そして同種デザインのインド更紗は、スマトラ島旧港市国家の諸地、本布の蒐集地であるスラウェシ島トラジャ地方、セイロン島(スリランカ)等にもたらされております。(染めとともに経緯絣が併用されるなど緻密で手の込んだ作例が多く見い出されている)
本布はスラウェシ島トラジャ地方に伝世したものですが、日本で”格天井手”とされたように、トラジャ地方においては”Passura’ Toraya(トラジャ伝統家屋壁面彫刻)文様”と認識されており、一族・家族の間で代々受け継がれる”聖布マア(Maa India)”のひとつとされていたものとなります。
ちなみに製作地インドの視点では、本更紗に見られる網目・モザイク様格子模様は、ムガル建築の装飾で著名な透かし彫り”ジャーリー(Jaali)”に帰属するというのが自然な見方であり、”生命樹・立木”模様の交易更紗と同様に、近世海洋交易の時代の染織・工藝にまつわる美的感受性(美の様式)の遍在・共振・交換(相互影響)に思いが至るデザイン・モチーフと言えます。
17世紀~18世紀作と比定される、同手模様更紗の中で古手と位置づけられる本布は、インド・コロマンデルにおいて高度な職人技術が維持されていた時代に手掛けられたもの、描線・色味に”古渡(こわたり)”たる格調・高雅を有しており、ほんの数cm角のどの部位をとっても濃密な美の生命・精神性が宿っている様を観取できます。
布を目にしながら、土地・時代を跨ぐ”共振する美の遺伝子”に想いを馳せることに、尽きせぬ魅力を感じる一枚です。

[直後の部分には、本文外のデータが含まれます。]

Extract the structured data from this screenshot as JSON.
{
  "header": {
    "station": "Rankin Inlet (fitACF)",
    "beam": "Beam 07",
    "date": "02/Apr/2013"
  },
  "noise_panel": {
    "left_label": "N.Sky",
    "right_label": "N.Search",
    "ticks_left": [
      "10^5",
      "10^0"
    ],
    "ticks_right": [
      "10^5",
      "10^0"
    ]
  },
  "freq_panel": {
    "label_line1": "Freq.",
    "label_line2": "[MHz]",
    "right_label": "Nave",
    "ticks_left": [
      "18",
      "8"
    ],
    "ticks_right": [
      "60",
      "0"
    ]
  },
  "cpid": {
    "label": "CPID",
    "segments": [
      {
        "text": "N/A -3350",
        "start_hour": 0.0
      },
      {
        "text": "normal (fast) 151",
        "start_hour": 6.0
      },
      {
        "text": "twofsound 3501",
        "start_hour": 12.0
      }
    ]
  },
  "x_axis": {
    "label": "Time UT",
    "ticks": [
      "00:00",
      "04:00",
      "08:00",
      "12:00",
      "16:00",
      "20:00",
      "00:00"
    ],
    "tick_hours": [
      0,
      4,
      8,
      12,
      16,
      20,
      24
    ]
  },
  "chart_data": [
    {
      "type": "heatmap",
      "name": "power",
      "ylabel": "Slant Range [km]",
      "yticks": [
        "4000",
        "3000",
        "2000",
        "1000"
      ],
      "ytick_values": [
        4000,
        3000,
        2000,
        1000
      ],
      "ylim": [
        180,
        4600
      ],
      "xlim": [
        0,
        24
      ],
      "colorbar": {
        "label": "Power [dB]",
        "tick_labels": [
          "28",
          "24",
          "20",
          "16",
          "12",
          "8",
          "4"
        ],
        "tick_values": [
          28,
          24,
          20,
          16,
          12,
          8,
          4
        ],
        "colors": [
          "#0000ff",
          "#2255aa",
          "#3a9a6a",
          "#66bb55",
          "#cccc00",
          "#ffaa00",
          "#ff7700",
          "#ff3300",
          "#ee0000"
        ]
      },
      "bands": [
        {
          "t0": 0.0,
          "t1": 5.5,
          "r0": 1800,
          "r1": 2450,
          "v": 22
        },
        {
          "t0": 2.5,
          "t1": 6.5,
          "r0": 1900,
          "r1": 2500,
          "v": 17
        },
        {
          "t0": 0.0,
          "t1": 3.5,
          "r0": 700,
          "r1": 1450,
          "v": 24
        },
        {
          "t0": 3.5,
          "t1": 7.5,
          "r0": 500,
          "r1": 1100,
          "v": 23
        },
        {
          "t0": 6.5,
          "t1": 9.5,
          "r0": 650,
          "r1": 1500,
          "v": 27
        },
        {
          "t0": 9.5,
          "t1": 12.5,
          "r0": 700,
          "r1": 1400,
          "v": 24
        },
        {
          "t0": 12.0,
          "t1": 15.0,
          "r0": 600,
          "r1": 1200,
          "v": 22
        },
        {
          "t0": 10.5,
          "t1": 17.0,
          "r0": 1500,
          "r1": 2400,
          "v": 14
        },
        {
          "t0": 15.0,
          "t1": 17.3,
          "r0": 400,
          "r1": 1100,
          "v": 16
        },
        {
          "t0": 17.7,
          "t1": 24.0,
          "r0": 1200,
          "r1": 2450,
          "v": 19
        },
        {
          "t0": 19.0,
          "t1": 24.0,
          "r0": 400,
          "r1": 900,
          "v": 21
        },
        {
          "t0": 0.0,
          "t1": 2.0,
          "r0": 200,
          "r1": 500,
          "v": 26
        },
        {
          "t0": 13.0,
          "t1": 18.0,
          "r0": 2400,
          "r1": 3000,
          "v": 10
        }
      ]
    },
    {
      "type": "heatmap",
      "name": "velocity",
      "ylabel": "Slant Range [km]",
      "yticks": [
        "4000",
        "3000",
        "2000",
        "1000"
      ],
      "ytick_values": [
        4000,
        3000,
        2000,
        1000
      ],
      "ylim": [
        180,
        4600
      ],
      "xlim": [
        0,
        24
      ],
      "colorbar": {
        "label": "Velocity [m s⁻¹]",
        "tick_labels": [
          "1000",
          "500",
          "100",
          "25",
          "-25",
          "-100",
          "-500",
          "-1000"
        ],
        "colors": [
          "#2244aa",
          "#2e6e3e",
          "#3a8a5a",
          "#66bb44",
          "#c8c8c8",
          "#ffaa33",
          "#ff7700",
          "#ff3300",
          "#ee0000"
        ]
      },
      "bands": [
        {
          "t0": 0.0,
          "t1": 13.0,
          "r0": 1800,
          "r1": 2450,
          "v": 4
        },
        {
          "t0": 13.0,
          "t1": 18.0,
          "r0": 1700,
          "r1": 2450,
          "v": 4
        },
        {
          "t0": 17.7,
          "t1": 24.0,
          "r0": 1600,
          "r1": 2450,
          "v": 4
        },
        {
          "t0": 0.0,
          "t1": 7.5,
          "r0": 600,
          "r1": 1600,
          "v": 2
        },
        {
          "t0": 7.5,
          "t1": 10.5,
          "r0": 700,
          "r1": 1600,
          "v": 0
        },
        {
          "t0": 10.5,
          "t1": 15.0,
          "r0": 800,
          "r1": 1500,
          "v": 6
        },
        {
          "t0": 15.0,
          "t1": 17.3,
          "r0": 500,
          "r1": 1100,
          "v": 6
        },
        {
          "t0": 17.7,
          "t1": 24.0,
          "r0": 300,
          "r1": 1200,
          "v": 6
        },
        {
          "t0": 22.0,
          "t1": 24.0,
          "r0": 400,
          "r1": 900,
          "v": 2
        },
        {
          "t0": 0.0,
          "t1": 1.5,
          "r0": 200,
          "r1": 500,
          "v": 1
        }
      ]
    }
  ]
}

インドネシア スラウェシ島 ママサ・トラジャ 木造舟形家屋 壁面彫刻 Passura’ Toraya












インドネシア スラウェシ島 ママサ・トラジャにて




インドネシア スラウェシ島 ママサ・トラジャにて

製作地 インドネシア スラウェシ島 ママサ・トラジャ
製作年代(推定) 19世紀
素材/技法 木綿、天然染料 / カード織 (ダブルフェイスト織、経捩織)
サイズ 幅:3.8cm、全長:178cm(両端の接ぎ合せ含む)
手紡ぎ・天然色染めの木綿糸を素材とする、現在目に(手に)することのできるトラジャ文化圏のカード織(Tablet Weaving)帯の中では、かなり古手のタイプと位置づけられる一品。
帯の片縁に縫いつけられていた角組の組紐と縫糸が断片的に残っており、祝祭用筒状腰衣の裾を装飾していたものと推定されますが、帯の両端に別なカード織帯が接ぎ足されており、これは製作当初と異なるサイズの腰衣を後年仕立てる際になされたものとも考えられます。
数十枚のカードを手指で巧みにあやつり織り描かれる多様な幾何学モチーフ、取り分け流麗な波状模様に目を惹かれますが、よく見ると半具象の”水牛の群れ”とも思われるモチーフを見い出すことができ、作品からは技術の高さとともに、民族の歴史と信仰のもとで培われた伝統染織としての豊かな精神性が伝わってまいります。
欠損が加わり、あらたな使用に耐えられないながらも、これを長年打ち捨てずに保存・継承してきたのは、代々一族の間で伝世される聖布”マア(Maa)”のひとつであったからと考察されます。